A server 21 is connected to these websites by using data communication means 24 such as an Internet connection. The server 21 further comprises at least one processor 25 and storage means 26. At least one processor 25 is configured to perform the method disclosed above. Storage means 26 are configured to store the concepts, associated descriptions and other data related to the invention as desired. In FIG. 2 two client machines 22 and 23 are disclosed. They may be ordinary computers, mobile devices or other suitable client devices. It is common that the client devices use the functionality at the server. However, it is possible to implement the invention as a client software product or as an independent stand-alone software product.

In an embodiment of the invention the invention is implemented as computer software that is configured to execute the method and independent features described above when the computer software is executed in a computing device. The computer software may be embodied in a computer readable medium or distributed in a network such as the Internet.

It is obvious to a person skilled in the art that with the advancement of technology, the basic idea of the invention may be implemented in various ways. The invention and its embodiments are thus not limited to the examples described above; instead they may vary within the scope of the claims.

Claims

1. A method for searching media items in a communication network having a plurality of media items which method comprises:

retrieving at least one media item from the communication network;

normalizing said retrieved media item, wherein normalizing said retrieved media item further comprises machine translation of said media item; and

classifying said retrieved media item over a set of concepts, wherein each concept is associated with at least one description.

2. The method according to claim 1, wherein the method further comprises:

receiving a conceptual description of the information need;

matching said classified media items with the received conceptual descriptions of the information need.

3. The method according to claim 2, wherein the received conceptual description of the information need comprises favored concepts and disfavored concepts.

4. A method according to claim 1, wherein said at least one description associated with a concept is in several different languages.

5. (canceled)

6. A method according to claim 2, wherein the method further comprises providing a subset of descriptions based on said matching.

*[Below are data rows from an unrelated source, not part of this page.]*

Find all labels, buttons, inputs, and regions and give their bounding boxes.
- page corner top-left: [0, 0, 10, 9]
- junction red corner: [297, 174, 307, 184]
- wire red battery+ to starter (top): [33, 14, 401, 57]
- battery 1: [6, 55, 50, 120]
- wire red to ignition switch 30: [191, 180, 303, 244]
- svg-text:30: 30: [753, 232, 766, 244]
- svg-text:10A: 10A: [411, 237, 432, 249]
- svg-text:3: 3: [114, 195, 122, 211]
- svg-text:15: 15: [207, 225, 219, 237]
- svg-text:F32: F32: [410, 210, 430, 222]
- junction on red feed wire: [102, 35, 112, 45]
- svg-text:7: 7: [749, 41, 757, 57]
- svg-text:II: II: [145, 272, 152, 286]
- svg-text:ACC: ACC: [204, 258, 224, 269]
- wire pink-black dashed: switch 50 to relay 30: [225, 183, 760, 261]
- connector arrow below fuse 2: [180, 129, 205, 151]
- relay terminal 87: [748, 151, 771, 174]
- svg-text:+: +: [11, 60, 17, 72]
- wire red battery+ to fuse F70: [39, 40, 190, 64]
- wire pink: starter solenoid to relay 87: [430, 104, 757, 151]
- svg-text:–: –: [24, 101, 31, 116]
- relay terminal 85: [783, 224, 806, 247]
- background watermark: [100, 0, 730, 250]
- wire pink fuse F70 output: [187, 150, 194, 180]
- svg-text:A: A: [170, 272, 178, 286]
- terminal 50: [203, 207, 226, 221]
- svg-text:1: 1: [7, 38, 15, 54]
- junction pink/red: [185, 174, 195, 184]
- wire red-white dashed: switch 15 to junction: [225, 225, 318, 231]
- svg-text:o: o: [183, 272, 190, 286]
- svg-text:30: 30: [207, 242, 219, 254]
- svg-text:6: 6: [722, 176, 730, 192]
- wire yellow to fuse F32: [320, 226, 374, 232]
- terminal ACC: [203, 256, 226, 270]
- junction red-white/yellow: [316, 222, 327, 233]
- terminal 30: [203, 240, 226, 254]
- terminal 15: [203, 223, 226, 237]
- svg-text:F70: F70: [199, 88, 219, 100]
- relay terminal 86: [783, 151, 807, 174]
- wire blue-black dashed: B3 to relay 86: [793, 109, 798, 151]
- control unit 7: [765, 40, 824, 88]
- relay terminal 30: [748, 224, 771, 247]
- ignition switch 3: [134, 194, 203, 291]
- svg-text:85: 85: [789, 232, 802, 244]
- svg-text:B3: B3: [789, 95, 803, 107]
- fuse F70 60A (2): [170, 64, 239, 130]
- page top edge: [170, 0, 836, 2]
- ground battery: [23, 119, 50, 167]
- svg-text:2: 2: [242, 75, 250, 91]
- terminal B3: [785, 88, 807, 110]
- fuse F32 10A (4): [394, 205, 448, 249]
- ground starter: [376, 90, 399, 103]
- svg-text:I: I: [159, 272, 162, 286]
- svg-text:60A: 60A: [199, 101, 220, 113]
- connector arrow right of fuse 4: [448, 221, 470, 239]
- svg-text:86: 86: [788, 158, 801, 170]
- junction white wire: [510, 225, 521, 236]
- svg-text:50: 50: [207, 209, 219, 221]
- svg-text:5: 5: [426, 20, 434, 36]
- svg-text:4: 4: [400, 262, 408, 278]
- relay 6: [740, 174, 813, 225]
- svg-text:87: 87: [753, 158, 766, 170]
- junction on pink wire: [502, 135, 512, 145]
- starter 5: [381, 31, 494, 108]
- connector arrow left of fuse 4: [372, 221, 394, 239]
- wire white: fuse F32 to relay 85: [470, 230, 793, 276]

7. A method according to claim 6, wherein the method further comprises visualization of said subset.

8. A method according to claim 7, wherein said visualization comprises scoring for similarity and providing a similarity matrix based on said scoring.

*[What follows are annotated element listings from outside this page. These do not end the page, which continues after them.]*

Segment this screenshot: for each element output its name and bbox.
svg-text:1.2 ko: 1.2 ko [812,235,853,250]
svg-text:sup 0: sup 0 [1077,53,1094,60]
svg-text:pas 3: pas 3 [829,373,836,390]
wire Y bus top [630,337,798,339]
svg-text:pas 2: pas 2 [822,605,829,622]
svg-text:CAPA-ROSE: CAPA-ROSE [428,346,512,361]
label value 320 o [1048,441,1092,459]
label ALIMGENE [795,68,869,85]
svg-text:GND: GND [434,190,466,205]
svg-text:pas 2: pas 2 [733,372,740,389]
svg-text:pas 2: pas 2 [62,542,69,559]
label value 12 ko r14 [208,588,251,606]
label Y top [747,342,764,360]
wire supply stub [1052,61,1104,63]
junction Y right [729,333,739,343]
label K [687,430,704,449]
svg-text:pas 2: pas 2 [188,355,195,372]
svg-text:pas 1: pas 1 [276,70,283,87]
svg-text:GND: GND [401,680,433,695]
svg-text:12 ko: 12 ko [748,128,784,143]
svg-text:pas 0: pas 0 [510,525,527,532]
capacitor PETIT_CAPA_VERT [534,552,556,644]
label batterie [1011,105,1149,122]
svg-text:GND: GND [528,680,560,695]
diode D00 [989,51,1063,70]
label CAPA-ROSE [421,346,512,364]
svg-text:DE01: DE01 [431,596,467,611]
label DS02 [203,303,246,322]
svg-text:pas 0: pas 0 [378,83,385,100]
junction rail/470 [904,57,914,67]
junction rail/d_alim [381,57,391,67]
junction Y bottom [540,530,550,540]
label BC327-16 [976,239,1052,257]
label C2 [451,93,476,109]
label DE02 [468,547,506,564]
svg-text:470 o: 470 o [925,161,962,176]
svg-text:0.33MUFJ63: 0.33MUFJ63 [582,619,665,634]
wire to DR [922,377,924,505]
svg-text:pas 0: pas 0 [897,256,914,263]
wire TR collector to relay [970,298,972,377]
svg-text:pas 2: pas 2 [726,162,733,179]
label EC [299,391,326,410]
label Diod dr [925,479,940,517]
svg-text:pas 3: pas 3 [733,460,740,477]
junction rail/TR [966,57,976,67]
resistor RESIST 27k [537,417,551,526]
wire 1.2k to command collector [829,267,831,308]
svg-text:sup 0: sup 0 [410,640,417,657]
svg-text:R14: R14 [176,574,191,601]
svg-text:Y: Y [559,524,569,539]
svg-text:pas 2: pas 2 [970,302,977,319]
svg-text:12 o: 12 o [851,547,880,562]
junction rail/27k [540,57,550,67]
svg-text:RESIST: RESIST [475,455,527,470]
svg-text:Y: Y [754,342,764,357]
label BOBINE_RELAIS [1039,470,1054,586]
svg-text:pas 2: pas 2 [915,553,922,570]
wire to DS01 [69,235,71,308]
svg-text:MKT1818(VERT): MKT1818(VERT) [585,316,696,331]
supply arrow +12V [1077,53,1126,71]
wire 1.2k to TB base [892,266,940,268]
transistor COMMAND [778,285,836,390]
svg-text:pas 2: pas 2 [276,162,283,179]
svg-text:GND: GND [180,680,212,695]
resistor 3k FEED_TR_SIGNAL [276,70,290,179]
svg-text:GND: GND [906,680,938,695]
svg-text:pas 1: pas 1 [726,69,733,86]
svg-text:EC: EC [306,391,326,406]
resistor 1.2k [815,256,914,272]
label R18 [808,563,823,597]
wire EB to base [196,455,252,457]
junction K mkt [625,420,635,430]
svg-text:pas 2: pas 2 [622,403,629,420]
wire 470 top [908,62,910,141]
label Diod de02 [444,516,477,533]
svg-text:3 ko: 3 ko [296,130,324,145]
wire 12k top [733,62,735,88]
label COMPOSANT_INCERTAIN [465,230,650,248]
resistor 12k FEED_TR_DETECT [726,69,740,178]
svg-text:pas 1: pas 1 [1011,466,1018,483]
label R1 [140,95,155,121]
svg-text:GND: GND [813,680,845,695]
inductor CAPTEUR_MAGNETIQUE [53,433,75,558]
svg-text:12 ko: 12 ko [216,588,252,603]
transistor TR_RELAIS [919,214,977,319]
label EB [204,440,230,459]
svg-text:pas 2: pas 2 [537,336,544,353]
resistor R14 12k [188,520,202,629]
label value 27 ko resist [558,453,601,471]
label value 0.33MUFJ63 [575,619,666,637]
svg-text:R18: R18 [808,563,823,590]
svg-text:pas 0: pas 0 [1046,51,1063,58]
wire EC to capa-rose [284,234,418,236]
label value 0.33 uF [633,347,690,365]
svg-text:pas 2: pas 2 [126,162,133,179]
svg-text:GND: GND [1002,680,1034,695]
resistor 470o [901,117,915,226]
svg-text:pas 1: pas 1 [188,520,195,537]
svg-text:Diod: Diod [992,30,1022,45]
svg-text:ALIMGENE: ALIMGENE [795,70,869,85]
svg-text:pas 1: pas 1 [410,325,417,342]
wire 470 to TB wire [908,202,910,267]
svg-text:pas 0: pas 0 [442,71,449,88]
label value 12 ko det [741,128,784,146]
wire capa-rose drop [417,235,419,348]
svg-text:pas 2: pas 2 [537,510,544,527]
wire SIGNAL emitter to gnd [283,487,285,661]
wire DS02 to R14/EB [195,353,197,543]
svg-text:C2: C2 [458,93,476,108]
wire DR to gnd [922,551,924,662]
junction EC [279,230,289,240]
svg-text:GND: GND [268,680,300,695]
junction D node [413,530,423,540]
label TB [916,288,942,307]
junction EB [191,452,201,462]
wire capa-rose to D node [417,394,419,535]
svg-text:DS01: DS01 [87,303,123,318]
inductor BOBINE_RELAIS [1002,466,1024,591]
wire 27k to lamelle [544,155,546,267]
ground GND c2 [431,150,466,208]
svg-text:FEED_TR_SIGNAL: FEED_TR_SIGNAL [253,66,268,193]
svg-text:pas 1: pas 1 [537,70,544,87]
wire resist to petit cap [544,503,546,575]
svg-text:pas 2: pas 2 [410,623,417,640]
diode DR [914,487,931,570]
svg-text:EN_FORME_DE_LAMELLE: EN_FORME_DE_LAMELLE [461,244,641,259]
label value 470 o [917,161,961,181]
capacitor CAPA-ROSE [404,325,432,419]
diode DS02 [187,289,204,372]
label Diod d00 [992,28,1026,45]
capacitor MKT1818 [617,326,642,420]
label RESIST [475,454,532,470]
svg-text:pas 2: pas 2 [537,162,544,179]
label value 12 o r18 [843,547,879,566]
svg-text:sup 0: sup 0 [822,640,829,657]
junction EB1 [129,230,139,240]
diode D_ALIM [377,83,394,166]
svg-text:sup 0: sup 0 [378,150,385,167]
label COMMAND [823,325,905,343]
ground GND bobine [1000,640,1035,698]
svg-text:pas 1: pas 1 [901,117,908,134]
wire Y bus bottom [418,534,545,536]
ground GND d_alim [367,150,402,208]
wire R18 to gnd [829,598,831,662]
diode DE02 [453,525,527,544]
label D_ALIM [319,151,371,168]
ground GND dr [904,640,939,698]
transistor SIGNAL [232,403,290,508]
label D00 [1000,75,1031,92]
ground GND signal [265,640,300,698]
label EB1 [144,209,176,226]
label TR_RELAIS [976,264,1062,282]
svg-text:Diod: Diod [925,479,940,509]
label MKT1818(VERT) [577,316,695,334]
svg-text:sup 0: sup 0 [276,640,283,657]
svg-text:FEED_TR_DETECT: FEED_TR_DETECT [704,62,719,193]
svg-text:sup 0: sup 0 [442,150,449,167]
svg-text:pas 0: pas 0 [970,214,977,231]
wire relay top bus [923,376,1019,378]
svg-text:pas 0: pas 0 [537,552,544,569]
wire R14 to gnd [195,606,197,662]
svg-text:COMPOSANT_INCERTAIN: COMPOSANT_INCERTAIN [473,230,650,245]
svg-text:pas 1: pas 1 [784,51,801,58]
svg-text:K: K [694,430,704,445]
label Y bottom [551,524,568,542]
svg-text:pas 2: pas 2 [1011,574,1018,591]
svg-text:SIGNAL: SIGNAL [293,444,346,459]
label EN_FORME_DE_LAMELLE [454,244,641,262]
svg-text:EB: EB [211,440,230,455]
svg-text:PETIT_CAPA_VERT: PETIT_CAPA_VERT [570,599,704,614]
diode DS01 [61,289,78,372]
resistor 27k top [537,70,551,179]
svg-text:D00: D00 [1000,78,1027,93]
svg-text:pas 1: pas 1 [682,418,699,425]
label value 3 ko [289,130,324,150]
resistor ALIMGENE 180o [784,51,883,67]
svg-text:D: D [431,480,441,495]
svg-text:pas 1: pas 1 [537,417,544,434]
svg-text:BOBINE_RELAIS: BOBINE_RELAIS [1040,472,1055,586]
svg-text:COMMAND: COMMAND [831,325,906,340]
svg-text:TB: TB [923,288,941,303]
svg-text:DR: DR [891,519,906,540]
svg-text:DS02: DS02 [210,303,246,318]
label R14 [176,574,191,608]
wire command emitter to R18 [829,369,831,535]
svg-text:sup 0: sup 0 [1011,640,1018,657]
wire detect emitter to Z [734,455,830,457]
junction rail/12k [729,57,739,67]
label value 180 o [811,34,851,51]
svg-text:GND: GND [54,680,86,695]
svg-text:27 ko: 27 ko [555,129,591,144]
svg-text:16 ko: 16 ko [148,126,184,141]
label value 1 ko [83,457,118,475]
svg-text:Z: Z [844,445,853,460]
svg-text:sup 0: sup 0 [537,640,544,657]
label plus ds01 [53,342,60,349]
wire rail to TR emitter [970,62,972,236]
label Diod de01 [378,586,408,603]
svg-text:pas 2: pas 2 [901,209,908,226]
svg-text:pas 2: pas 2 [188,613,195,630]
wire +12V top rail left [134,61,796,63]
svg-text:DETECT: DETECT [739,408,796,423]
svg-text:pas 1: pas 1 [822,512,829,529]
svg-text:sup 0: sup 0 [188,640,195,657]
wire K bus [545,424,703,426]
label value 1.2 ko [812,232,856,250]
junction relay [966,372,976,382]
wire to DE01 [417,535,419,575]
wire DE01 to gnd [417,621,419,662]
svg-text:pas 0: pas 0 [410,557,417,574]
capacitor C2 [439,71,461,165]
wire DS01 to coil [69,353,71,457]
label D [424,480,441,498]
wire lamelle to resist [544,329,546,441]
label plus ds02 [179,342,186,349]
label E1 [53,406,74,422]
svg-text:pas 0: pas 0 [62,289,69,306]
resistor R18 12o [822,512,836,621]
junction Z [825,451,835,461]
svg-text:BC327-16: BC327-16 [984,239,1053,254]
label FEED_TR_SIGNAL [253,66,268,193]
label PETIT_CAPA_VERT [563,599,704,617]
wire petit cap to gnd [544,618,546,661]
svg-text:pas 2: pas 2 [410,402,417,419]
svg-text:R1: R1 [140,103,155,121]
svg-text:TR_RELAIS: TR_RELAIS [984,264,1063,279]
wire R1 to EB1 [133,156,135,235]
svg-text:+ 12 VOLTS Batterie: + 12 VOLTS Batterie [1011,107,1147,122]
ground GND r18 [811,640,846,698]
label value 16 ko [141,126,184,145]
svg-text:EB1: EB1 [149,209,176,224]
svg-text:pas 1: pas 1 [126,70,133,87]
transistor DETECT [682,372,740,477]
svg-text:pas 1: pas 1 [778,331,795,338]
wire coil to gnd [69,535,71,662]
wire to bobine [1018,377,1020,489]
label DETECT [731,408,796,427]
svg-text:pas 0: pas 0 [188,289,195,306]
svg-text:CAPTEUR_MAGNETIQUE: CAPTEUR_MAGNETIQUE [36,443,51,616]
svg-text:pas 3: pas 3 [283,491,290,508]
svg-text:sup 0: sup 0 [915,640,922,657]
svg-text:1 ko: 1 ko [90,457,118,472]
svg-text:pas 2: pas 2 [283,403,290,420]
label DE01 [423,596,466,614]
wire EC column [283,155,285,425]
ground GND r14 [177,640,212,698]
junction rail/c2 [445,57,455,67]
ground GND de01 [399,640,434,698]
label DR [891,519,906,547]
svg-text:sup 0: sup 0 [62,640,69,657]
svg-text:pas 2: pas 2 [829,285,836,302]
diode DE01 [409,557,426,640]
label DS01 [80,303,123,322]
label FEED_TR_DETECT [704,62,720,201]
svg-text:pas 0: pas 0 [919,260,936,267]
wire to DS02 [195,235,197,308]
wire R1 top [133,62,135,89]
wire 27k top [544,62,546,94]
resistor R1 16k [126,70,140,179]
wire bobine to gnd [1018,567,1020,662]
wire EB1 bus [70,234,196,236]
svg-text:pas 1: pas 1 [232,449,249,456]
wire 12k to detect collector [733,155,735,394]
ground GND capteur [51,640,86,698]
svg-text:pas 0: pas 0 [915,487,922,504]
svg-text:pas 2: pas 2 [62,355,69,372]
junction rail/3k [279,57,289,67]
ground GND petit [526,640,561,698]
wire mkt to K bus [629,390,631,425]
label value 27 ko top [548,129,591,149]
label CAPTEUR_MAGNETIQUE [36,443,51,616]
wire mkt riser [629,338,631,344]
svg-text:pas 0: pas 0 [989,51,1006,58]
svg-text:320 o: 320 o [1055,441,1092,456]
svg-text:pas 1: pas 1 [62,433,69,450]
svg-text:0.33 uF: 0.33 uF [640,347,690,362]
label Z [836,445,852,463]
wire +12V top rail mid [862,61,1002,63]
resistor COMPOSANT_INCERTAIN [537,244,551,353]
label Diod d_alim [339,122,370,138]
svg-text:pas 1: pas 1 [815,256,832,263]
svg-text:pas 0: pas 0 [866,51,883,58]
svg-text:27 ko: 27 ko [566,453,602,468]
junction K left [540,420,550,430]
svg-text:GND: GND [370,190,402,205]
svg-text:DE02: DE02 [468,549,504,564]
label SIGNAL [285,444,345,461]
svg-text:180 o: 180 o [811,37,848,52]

9. A method according to claim 8, wherein the method further comprises reducing the dimensionality of said matrix.

10. A method according to claim 6, wherein the method further comprises ranking said subset of descriptions in order of relevancy with regard to the information need.

11. A method according to claim 1, wherein the method further comprises storing said retrieved media items or descriptions relating to said retrieved media items.

12. A computer program wherein the computer program is configured to perform the method according to claim 1 when executed in a computing device.

13. A server for searching media items in a communication network having a plurality of media items, which system further comprises:

data communication means for receiving and transmitting data;

a processor for processing received data; and storage means for storing media items;

characterized in that the system is configured to perform the method according to claim 1.

14. (canceled)

15. A system for searching media items in a communication network having a plurality of media items, the system comprising:

data communication means for receiving and transmitting data;

a processor for processing received data; and

a storage means for storing media items;

wherein the system executes a computer program associated with a computer device, the computer program retrieving at least one media item from the communication network, normalizing the retrieved media item by machine translation, and classifying the retrieved media item over a set of concepts, wherein each concept is associated with at least one description.